In accordance with recent trends, SEAS increased its selectivity this year, admitting 14.42 percent of applicants, about three percent fewer than last year’s 17.6 percent. On the other hand, the College was slightly less selective, as 8.92 percent of students were admitted, proportionately slightly more than last year’s 8.71 percent. The College also saw an enrollment increase of 50 students for the upcoming year, which allows for a slight decrease in selectivity in the admissions process.
yea, every year pretty much is. it's nothing special and this is old news. Most of it is just high school kids going bonkers and applying to dozens of schools, more than in previous years.
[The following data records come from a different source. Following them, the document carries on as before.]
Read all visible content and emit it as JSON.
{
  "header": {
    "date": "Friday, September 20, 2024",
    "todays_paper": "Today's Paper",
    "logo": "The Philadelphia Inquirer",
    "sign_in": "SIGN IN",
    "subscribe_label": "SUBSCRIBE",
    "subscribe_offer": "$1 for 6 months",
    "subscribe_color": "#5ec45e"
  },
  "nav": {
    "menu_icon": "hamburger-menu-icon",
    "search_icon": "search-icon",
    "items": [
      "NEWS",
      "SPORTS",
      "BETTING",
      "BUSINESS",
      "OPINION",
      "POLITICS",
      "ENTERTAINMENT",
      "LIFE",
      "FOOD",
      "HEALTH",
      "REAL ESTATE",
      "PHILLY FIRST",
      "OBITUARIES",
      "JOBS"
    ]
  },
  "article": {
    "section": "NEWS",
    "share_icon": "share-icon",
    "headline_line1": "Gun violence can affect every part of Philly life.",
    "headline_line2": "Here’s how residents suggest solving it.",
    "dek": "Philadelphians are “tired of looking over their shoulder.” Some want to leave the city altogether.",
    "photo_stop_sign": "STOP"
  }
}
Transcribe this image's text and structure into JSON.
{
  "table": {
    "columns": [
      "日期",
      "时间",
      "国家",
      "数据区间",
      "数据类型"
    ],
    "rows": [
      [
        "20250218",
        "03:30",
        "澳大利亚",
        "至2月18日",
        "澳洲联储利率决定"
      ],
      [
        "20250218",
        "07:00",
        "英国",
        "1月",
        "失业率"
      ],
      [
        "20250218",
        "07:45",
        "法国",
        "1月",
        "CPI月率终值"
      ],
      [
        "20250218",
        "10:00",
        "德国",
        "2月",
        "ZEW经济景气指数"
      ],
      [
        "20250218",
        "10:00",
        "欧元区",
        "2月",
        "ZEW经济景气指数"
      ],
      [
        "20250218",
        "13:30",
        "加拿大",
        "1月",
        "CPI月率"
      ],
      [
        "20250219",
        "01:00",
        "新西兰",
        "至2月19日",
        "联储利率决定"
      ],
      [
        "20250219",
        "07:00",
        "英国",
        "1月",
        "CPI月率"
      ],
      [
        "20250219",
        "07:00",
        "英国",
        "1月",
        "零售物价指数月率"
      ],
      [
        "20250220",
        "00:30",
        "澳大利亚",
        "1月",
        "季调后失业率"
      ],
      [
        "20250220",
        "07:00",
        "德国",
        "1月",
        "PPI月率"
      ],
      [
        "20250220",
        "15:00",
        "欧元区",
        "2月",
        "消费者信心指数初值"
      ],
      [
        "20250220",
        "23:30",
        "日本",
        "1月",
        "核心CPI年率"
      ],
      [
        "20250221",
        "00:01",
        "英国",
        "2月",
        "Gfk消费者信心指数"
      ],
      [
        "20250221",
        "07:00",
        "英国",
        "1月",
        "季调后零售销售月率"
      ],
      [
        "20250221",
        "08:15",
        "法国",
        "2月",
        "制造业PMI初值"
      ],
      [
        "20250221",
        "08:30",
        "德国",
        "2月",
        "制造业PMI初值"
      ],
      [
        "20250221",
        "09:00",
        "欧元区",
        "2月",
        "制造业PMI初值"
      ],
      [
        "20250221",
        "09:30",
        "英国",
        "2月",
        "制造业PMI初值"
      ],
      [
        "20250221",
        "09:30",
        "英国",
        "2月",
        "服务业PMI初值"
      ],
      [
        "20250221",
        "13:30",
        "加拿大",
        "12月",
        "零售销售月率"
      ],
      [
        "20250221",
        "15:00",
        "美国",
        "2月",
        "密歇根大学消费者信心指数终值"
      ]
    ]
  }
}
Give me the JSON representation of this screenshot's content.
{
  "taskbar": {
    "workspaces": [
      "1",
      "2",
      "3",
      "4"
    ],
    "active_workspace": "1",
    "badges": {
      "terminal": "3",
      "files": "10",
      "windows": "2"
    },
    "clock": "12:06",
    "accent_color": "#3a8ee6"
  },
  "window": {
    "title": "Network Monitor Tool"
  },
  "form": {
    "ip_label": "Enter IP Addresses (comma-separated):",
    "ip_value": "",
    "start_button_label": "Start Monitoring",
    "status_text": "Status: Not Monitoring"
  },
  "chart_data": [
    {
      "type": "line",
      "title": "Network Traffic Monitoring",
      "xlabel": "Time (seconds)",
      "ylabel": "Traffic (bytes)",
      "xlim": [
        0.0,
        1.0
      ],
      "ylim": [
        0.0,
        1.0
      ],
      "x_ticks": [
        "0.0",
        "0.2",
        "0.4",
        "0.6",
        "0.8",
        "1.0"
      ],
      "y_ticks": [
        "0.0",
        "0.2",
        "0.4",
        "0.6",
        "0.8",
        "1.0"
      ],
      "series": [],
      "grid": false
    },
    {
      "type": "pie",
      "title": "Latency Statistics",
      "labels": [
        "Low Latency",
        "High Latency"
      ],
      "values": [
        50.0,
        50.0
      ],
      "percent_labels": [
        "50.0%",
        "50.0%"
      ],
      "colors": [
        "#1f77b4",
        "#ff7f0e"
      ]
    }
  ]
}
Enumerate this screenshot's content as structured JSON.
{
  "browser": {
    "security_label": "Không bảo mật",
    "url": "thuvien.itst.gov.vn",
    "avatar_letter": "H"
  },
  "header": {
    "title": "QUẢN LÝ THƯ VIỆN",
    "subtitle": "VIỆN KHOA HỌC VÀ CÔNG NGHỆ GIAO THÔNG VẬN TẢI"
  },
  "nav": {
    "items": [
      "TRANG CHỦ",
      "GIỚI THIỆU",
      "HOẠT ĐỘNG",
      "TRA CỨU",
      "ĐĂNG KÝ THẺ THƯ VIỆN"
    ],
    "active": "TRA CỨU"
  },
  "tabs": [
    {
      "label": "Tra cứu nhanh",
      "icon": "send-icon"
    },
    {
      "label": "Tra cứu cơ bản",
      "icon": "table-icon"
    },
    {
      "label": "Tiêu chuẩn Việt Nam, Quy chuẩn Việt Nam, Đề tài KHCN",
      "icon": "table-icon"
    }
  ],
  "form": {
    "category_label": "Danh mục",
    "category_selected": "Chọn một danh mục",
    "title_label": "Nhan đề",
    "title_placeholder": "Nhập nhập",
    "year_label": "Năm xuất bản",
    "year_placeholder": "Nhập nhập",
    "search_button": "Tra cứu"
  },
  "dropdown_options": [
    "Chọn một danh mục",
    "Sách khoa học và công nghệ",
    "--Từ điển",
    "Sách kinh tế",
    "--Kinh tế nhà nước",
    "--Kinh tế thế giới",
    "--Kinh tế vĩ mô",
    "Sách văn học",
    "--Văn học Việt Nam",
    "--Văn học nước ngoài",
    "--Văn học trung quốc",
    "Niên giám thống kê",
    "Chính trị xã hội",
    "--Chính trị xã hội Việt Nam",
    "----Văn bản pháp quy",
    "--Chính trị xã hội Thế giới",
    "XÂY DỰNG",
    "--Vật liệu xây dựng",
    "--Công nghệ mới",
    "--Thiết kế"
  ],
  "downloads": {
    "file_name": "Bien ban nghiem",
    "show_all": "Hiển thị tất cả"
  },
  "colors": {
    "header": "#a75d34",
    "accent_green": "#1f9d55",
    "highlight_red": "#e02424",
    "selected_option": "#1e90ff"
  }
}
That by itself doesn't make pools more competitive. But admit rates will continue to fall as it becomes easier to get through and submit applications.
^As a general matter, I agree with you, confidentialcoll. Remember, however, that Columbia does not yet use the Common Application. If and when the custom application form is abandoned, the crazy numbers will get crazier.
thank goodness they don't use the common app
just so ya know, when you look at the numbers, sometimes an increase of 20percent, 5 percent blah blah blah isn't even significant
the early decision pool increased by like 20percent but that is ONLY 80 more people applying
and it's not like this trend keeps going up...some years colleges have more people..some less but roughly it stays constant..ex..penn's applicant pool decreased about 20percent i think for the class of 2013
and colleges can't keep raising their standards..so more of these people who apply may be less qualified, making colleges turn away more of them
^penn's applicant pool stayed flat this year. But there is a fallacy: a growing applicant pool does not imply a decrease in average quality. The two variables are largely uncorrelated for an individual university. So if average applicant quality is decreasing all round, penn's applicant pool could have stayed the same size and decreased in quality. applicant size not increasing does not mean quality remains the same, it could go up or down, and if you assume it's going down at other places it would be fair to say that it's most likely that penn's follows the trend. The only clear effect of a greater number of applicants should be a decrease in yield which should lead to schools accepting more students over time.
Changes in # of applicants are subject to randomness over 1 or 2 years, but over 5 to 10 years you can usually see clear trends.